ACCORDING TO a noisy school of economic commentary, Americans are growing complacent. We don't learn enough or work enough; we take prosperity for granted. It's hard to square this view with the turmoil in the airline industry. This month Delta Air Lines and Northwest Airlines followed United Airlines and US Airways in filing for bankruptcy protection. Pension plans will be frozen and pay contracts canceled; Delta, which has already cut an extraordinary $4 billion from its annual operating costs and shrunk its workforce by a fifth, vows even tougher measures. All in all, the industry has shed about 135,000 jobs since 2000. This is complacency?

The latest bankruptcy filings reflect the unexpectedly high price of oil. But the airline industry has been seized with turmoil almost continuously since its deregulation in 1978. (The European Union didn't get around to deregulation until 19 years later; Asia is only just getting there.) Deregulation opened the door to upstart airlines that dispensed with free meals, saved money on training and maintenance by using only one model of aircraft, and were unburdened by pension and health care promises to retirees. At first, the upstarts failed: 32 out of 34 companies launched in the wake of deregulation went out of business. But now cut-price carriers have taken 30 percent of the market and are eating the old-timers' (free) lunch. They have figured out how to fly and support an aircraft with about 80 workers, whereas the old-timers need more than 100.

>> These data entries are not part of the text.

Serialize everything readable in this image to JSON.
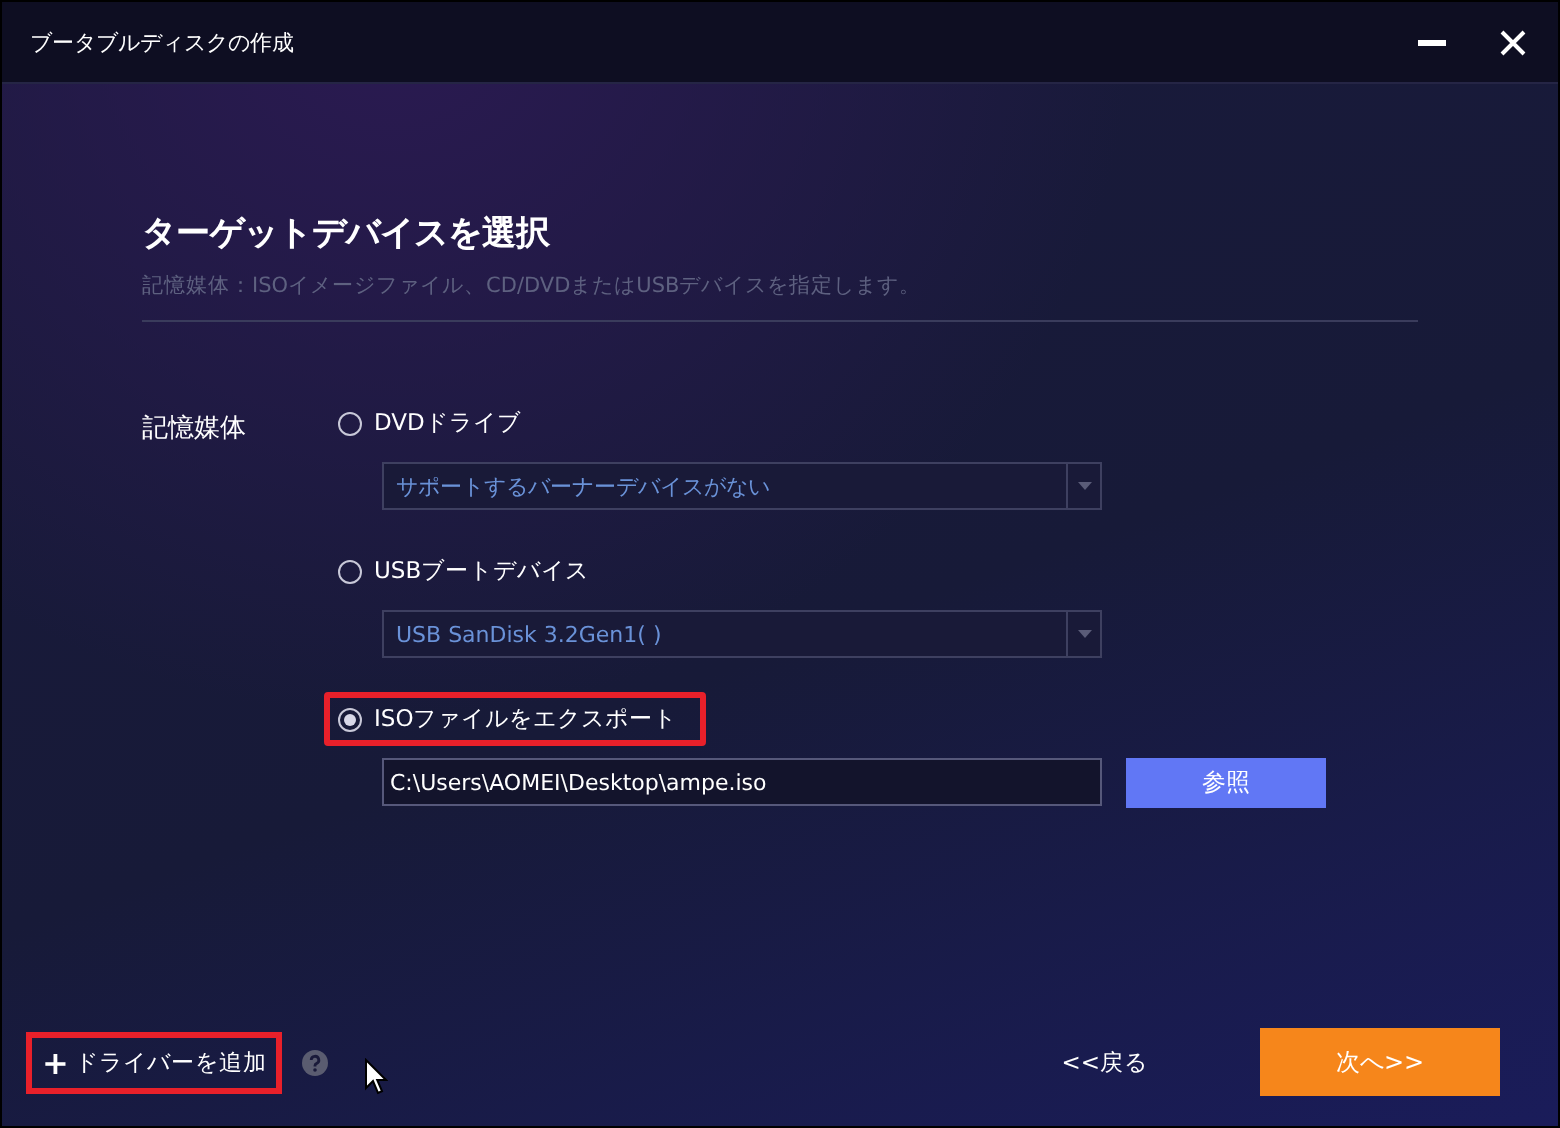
{
  "window": {
    "title": "ブータブルディスクの作成"
  },
  "heading": "ターゲットデバイスを選択",
  "subtitle": "記憶媒体：ISOイメージファイル、CD/DVDまたはUSBデバイスを指定します。",
  "media_label": "記憶媒体",
  "options": [
    {
      "kind": "dropdown",
      "label": "DVDドライブ",
      "selected": false,
      "highlighted": false,
      "value": "サポートするバーナーデバイスがない"
    },
    {
      "kind": "dropdown",
      "label": "USBブートデバイス",
      "selected": false,
      "highlighted": false,
      "value": "USB SanDisk 3.2Gen1( )"
    },
    {
      "kind": "path",
      "label": "ISOファイルをエクスポート",
      "selected": true,
      "highlighted": true,
      "value": "C:\\Users\\AOMEI\\Desktop\\ampe.iso",
      "button": "参照"
    }
  ],
  "footer": {
    "add_driver": {
      "icon": "+",
      "label": "ドライバーを追加",
      "highlighted": true
    },
    "back": "<<戻る",
    "next": "次へ>>"
  }
}
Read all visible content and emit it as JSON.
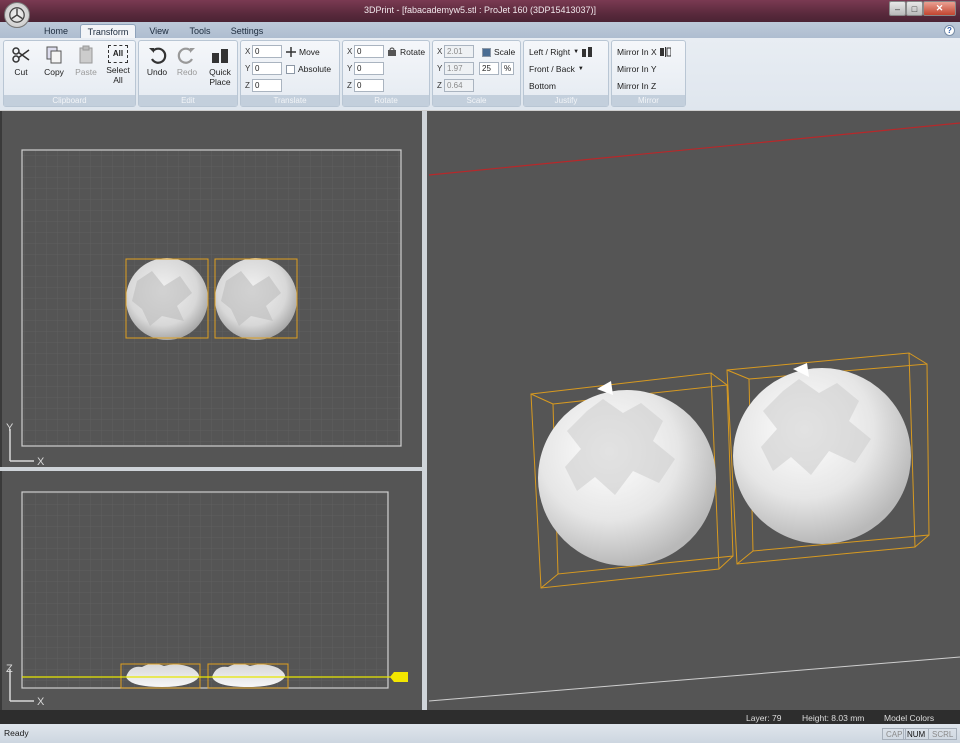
{
  "window": {
    "title": "3DPrint - [fabacademyw5.stl : ProJet 160 (3DP15413037)]",
    "minimize_glyph": "–",
    "maximize_glyph": "□",
    "close_glyph": "✕"
  },
  "tabs": [
    {
      "label": "Home",
      "active": false
    },
    {
      "label": "Transform",
      "active": true
    },
    {
      "label": "View",
      "active": false
    },
    {
      "label": "Tools",
      "active": false
    },
    {
      "label": "Settings",
      "active": false
    }
  ],
  "help_glyph": "?",
  "ribbon": {
    "clipboard": {
      "label": "Clipboard",
      "cut": "Cut",
      "copy": "Copy",
      "paste": "Paste",
      "select_all": "Select All",
      "select_all_icon_text": "All"
    },
    "edit": {
      "label": "Edit",
      "undo": "Undo",
      "redo": "Redo",
      "quick_place": "Quick Place"
    },
    "translate": {
      "label": "Translate",
      "x_label": "X",
      "x": "0",
      "y_label": "Y",
      "y": "0",
      "z_label": "Z",
      "z": "0",
      "move": "Move",
      "absolute": "Absolute"
    },
    "rotate": {
      "label": "Rotate",
      "x_label": "X",
      "x": "0",
      "y_label": "Y",
      "y": "0",
      "z_label": "Z",
      "z": "0",
      "rotate": "Rotate"
    },
    "scale": {
      "label": "Scale",
      "x_label": "X",
      "x": "2.01",
      "y_label": "Y",
      "y": "1.97",
      "z_label": "Z",
      "z": "0.64",
      "scale": "Scale",
      "percent": "25",
      "percent_unit": "%"
    },
    "justify": {
      "label": "Justify",
      "left_right": "Left / Right",
      "front_back": "Front / Back",
      "bottom": "Bottom"
    },
    "mirror": {
      "label": "Mirror",
      "x": "Mirror In X",
      "y": "Mirror In Y",
      "z": "Mirror In Z"
    }
  },
  "viewports": {
    "top_axes": {
      "vertical": "Y",
      "horizontal": "X"
    },
    "front_axes": {
      "vertical": "Z",
      "horizontal": "X"
    }
  },
  "colors": {
    "viewport_bg": "#555555",
    "grid_line": "#606060",
    "bounding_box": "#e0a020",
    "build_line": "#e6e600",
    "axis_red": "#b8282a"
  },
  "status": {
    "layer": "Layer: 79",
    "height": "Height: 8.03 mm",
    "mode": "Model Colors",
    "ready": "Ready",
    "cap": "CAP",
    "num": "NUM",
    "scrl": "SCRL"
  }
}
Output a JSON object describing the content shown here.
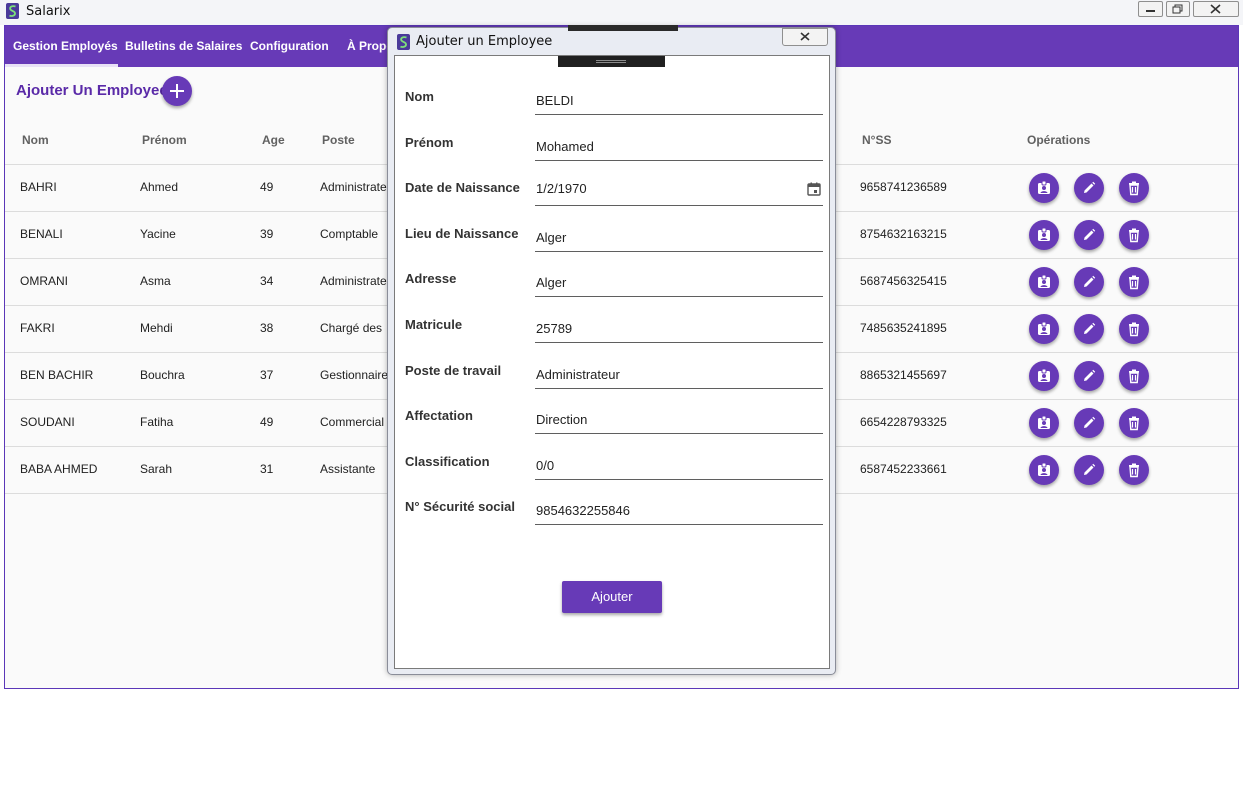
{
  "window": {
    "title": "Salarix"
  },
  "nav": {
    "tabs": [
      {
        "label": "Gestion Employés"
      },
      {
        "label": "Bulletins de Salaires"
      },
      {
        "label": "Configuration"
      },
      {
        "label": "À Propos"
      }
    ]
  },
  "page": {
    "add_title": "Ajouter Un Employee"
  },
  "table": {
    "columns": [
      "Nom",
      "Prénom",
      "Age",
      "Poste",
      "N°SS",
      "Opérations"
    ],
    "rows": [
      {
        "nom": "BAHRI",
        "prenom": "Ahmed",
        "age": "49",
        "poste": "Administrateur",
        "nss": "9658741236589"
      },
      {
        "nom": "BENALI",
        "prenom": "Yacine",
        "age": "39",
        "poste": "Comptable",
        "nss": "8754632163215"
      },
      {
        "nom": "OMRANI",
        "prenom": "Asma",
        "age": "34",
        "poste": "Administrateur",
        "nss": "5687456325415"
      },
      {
        "nom": "FAKRI",
        "prenom": "Mehdi",
        "age": "38",
        "poste": "Chargé des",
        "nss": "7485635241895"
      },
      {
        "nom": "BEN BACHIR",
        "prenom": "Bouchra",
        "age": "37",
        "poste": "Gestionnaire",
        "nss": "8865321455697"
      },
      {
        "nom": "SOUDANI",
        "prenom": "Fatiha",
        "age": "49",
        "poste": "Commercial",
        "nss": "6654228793325"
      },
      {
        "nom": "BABA AHMED",
        "prenom": "Sarah",
        "age": "31",
        "poste": "Assistante",
        "nss": "6587452233661"
      }
    ],
    "operation_icons": [
      "badge-icon",
      "pencil-icon",
      "trash-icon"
    ]
  },
  "dialog": {
    "title": "Ajouter un Employee",
    "fields": [
      {
        "label": "Nom",
        "value": "BELDI"
      },
      {
        "label": "Prénom",
        "value": "Mohamed"
      },
      {
        "label": "Date de Naissance",
        "value": "1/2/1970"
      },
      {
        "label": "Lieu de Naissance",
        "value": "Alger"
      },
      {
        "label": "Adresse",
        "value": "Alger"
      },
      {
        "label": "Matricule",
        "value": "25789"
      },
      {
        "label": "Poste de travail",
        "value": "Administrateur"
      },
      {
        "label": "Affectation",
        "value": "Direction"
      },
      {
        "label": "Classification",
        "value": "0/0"
      },
      {
        "label": "N° Sécurité social",
        "value": "9854632255846"
      }
    ],
    "submit_label": "Ajouter"
  },
  "colors": {
    "accent": "#673ab7",
    "title_purple": "#5a2aa8"
  }
}
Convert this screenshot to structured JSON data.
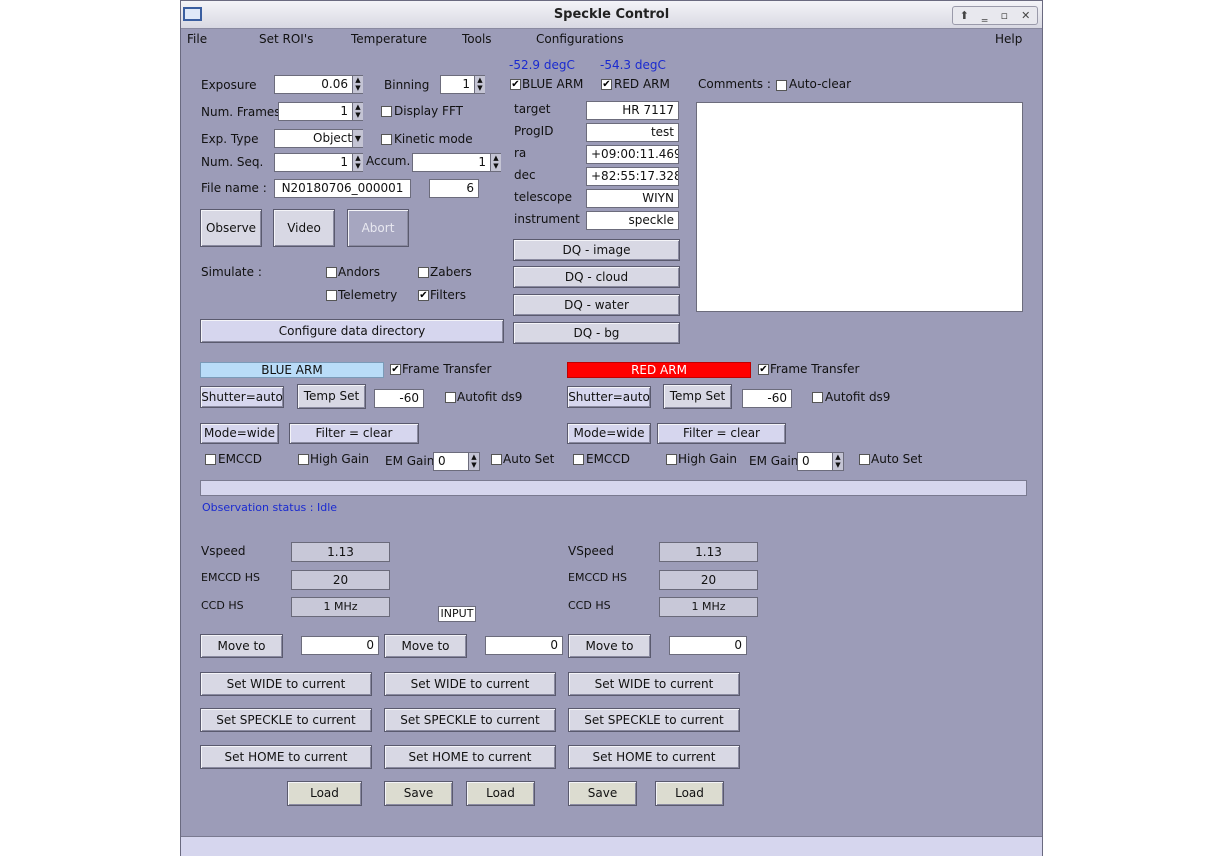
{
  "window": {
    "title": "Speckle Control"
  },
  "menu": {
    "file": "File",
    "set_rois": "Set ROI's",
    "temperature": "Temperature",
    "tools": "Tools",
    "configurations": "Configurations",
    "help": "Help"
  },
  "temps": {
    "blue": "-52.9 degC",
    "red": "-54.3 degC"
  },
  "exposure": {
    "label": "Exposure",
    "value": "0.06"
  },
  "binning": {
    "label": "Binning",
    "value": "1"
  },
  "num_frames": {
    "label": "Num. Frames",
    "value": "1"
  },
  "display_fft": {
    "label": "Display FFT",
    "checked": false
  },
  "exp_type": {
    "label": "Exp. Type",
    "value": "Object"
  },
  "kinetic_mode": {
    "label": "Kinetic mode",
    "checked": false
  },
  "num_seq": {
    "label": "Num. Seq.",
    "value": "1"
  },
  "accum": {
    "label": "Accum.",
    "value": "1"
  },
  "file_name": {
    "label": "File name :",
    "value": "N20180706_000001",
    "index": "6"
  },
  "arms": {
    "blue_label": "BLUE ARM",
    "red_label": "RED ARM",
    "blue_checked": true,
    "red_checked": true
  },
  "target_info": {
    "target_label": "target",
    "target": "HR 7117",
    "progid_label": "ProgID",
    "progid": "test",
    "ra_label": "ra",
    "ra": "+09:00:11.469",
    "dec_label": "dec",
    "dec": "+82:55:17.328",
    "telescope_label": "telescope",
    "telescope": "WIYN",
    "instrument_label": "instrument",
    "instrument": "speckle"
  },
  "comments": {
    "label": "Comments :",
    "autoclear": "Auto-clear"
  },
  "buttons": {
    "observe": "Observe",
    "video": "Video",
    "abort": "Abort",
    "configure": "Configure data directory"
  },
  "dq": {
    "image": "DQ - image",
    "cloud": "DQ - cloud",
    "water": "DQ - water",
    "bg": "DQ - bg"
  },
  "simulate": {
    "label": "Simulate :",
    "andors": "Andors",
    "zabers": "Zabers",
    "telemetry": "Telemetry",
    "filters": "Filters",
    "filters_checked": true
  },
  "blue": {
    "header": "BLUE ARM",
    "frame_transfer": "Frame Transfer",
    "shutter": "Shutter=auto",
    "temp_set": "Temp Set",
    "temp_value": "-60",
    "autofit": "Autofit ds9",
    "mode": "Mode=wide",
    "filter": "Filter = clear",
    "emccd": "EMCCD",
    "high_gain": "High Gain",
    "em_gain_label": "EM Gain",
    "em_gain": "0",
    "auto_set": "Auto Set",
    "vspeed_label": "Vspeed",
    "vspeed": "1.13",
    "emccd_hs_label": "EMCCD HS",
    "emccd_hs": "20",
    "ccd_hs_label": "CCD HS",
    "ccd_hs": "1 MHz"
  },
  "red": {
    "header": "RED ARM",
    "frame_transfer": "Frame Transfer",
    "shutter": "Shutter=auto",
    "temp_set": "Temp Set",
    "temp_value": "-60",
    "autofit": "Autofit ds9",
    "mode": "Mode=wide",
    "filter": "Filter = clear",
    "emccd": "EMCCD",
    "high_gain": "High Gain",
    "em_gain_label": "EM Gain",
    "em_gain": "0",
    "auto_set": "Auto Set",
    "vspeed_label": "VSpeed",
    "vspeed": "1.13",
    "emccd_hs_label": "EMCCD HS",
    "emccd_hs": "20",
    "ccd_hs_label": "CCD HS",
    "ccd_hs": "1 MHz"
  },
  "status": {
    "text": "Observation status : Idle"
  },
  "input_label": "INPUT",
  "stages": {
    "move_to": "Move to",
    "set_wide": "Set WIDE to current",
    "set_speckle": "Set SPECKLE to current",
    "set_home": "Set HOME to current",
    "values": [
      "0",
      "0",
      "0"
    ]
  },
  "bottom": {
    "load": "Load",
    "save": "Save"
  },
  "colors": {
    "window_bg": "#9c9cb8",
    "status_blue": "#1a2ad0",
    "blue_arm": "#b9dcf8",
    "red_arm": "#ff0000"
  }
}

The competition unleashed by deregulation has been reinforced by the Internet. The Web has helped airlines connect directly with customers and sell seats, which is why occupancy rates on airlines are at record levels. But the Web also allows consumers to compare airline fares with a few clicks of the mouse, and this bargain-hunting forces prices down. Because airlines have low marginal costs (taking on an extra passenger is virtually free), Internet competition can depress the price of tickets especially dramatically. So airlines are delighting ever-more customers with ever-greater bargains while making ever-less money. Again, it's not exactly a picture of complacency.

The airline industry's turmoil does raise other concerns, however. It has tempted Congress into successive bailouts; in the current chapter of this saga, the airlines want to introduce an oil-shock surcharge on tickets without paying tax on the resulting revenue. Congress should resist this lobbying; because the industry is so competitive, subsidies will be passed through to customers in the form of lower fares, and there's no great need for lower fares given that market forces have pushed them down already. At the same time, the airlines' turmoil has led to the excessive use of Chapter 11 bankruptcy protection. Carriers such as US Airways have filed for protection from their creditors repeatedly, while United has so far spent 33 months under continuous protection -- a maneuver that puts unfair pressure on non-bankrupt airlines that hold on to the quaint dream of paying dividends to shareholders.

The declinists who worry that America is growing decadent sometimes decry Chapter 11. The system indulges managers who make irresponsible pledges to workers in the knowledge that, if things go wrong, they can use the courts to escape their obligations. But starting next month, changes in the bankruptcy law will force companies in Chapter 11 to restructure faster. Complacency, be banished.